Mardi 12 septembre

Résumons.
Je suis remplaçant (TZR, pour parler acronymes de l’Éducation Nationale).
Pour la première fois dans en lycée (si l’on excepte une brève incursion il y a deux ans).
Au service partagé entre deux établissements.
Systématiquement affecté dans des salles différentes.
On ne va pas mentir, ce ne sont pas des situations d’enseignement éminemment confortables. On m’a rarement autant appelé “Excuse-moi comment tu t’appelles ?”
Pourtant, cette situation ne me déplaît pas. Alors que d’habitude, je suis le mec qui a besoin de s’investir dans mille projets, de s’inscrire au conseil d’administration, au conseil de vie lycéenne, de participer à collégiens / lycéens / grands-parents au cinéma, cette année, ça n’est tout simplement pas possible. Quand on ballote d’un établissement à l’autre, et que l’on retente un concours, il faut accepter que cette fois, on ne sera pas une sorte de mascotte poilue de la salle des profs.

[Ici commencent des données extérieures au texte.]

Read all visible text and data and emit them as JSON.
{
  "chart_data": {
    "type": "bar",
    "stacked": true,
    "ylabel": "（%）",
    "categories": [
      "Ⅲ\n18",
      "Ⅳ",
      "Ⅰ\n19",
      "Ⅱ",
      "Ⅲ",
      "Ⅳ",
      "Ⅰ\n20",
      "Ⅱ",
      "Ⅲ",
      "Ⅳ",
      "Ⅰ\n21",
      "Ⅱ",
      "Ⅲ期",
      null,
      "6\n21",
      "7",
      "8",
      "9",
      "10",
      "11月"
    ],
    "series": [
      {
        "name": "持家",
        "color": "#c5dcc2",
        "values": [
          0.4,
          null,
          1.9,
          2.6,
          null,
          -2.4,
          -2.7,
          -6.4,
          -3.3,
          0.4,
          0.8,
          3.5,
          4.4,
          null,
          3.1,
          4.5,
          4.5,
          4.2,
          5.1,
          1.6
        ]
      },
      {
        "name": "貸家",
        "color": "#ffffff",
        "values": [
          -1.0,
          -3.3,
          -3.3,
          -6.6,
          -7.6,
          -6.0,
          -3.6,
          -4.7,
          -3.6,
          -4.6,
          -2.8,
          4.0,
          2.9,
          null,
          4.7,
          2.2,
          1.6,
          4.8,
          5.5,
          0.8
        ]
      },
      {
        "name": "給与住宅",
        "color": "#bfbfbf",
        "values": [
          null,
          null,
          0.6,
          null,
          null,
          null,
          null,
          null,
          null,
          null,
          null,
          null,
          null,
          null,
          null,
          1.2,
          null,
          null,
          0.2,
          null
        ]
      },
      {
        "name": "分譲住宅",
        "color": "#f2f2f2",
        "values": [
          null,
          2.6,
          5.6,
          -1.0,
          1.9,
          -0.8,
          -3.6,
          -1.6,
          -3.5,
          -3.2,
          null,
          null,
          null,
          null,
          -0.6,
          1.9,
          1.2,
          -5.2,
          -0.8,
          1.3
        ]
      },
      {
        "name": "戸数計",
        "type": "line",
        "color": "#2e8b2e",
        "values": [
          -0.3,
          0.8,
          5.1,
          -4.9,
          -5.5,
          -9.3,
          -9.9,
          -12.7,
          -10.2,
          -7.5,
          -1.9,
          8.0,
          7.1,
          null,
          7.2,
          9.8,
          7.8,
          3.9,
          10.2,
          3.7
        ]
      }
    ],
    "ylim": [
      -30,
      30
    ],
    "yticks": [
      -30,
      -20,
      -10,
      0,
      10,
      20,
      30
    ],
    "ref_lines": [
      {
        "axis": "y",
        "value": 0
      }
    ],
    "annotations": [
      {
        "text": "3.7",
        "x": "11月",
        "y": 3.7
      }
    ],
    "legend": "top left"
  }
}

Arriver quelques minutes avant la sonnerie plutôt que trois quart d’heures. Pour retrouver, finalement, celles et ceux qui m’ancrent. Les élèves. Avec qui, petit à petit, se construit la patiente géographie de notre territoire commun. Ils commencent à sourire à certaines de mes maladresses, me dévoilent ce qu’ils apprécient dans le cours : les figures de styles un poil exotiques – vive l’épanorthose – les travaux de groupe, les anecdotes croustillantes sur la création d’un bouquin. Doucement, les questions commencent à affluer, les voix s’attarder à la récréation. “Vous avez déjà lu La ferme des animaux ? J’ai détesté ! À la place, je lisais Bonjour Tristesse !”
Et leurs visages, leurs voix, leurs noms s’inscrivent dans mon esprit.
Ça c’est solide.
Ça c’est stable.
Ces grandes silhouettes, qui m’impressionnent encore, me rassurent également. Cette année les murs sont mouvants. Alors on fixe sa boussole sur les regards.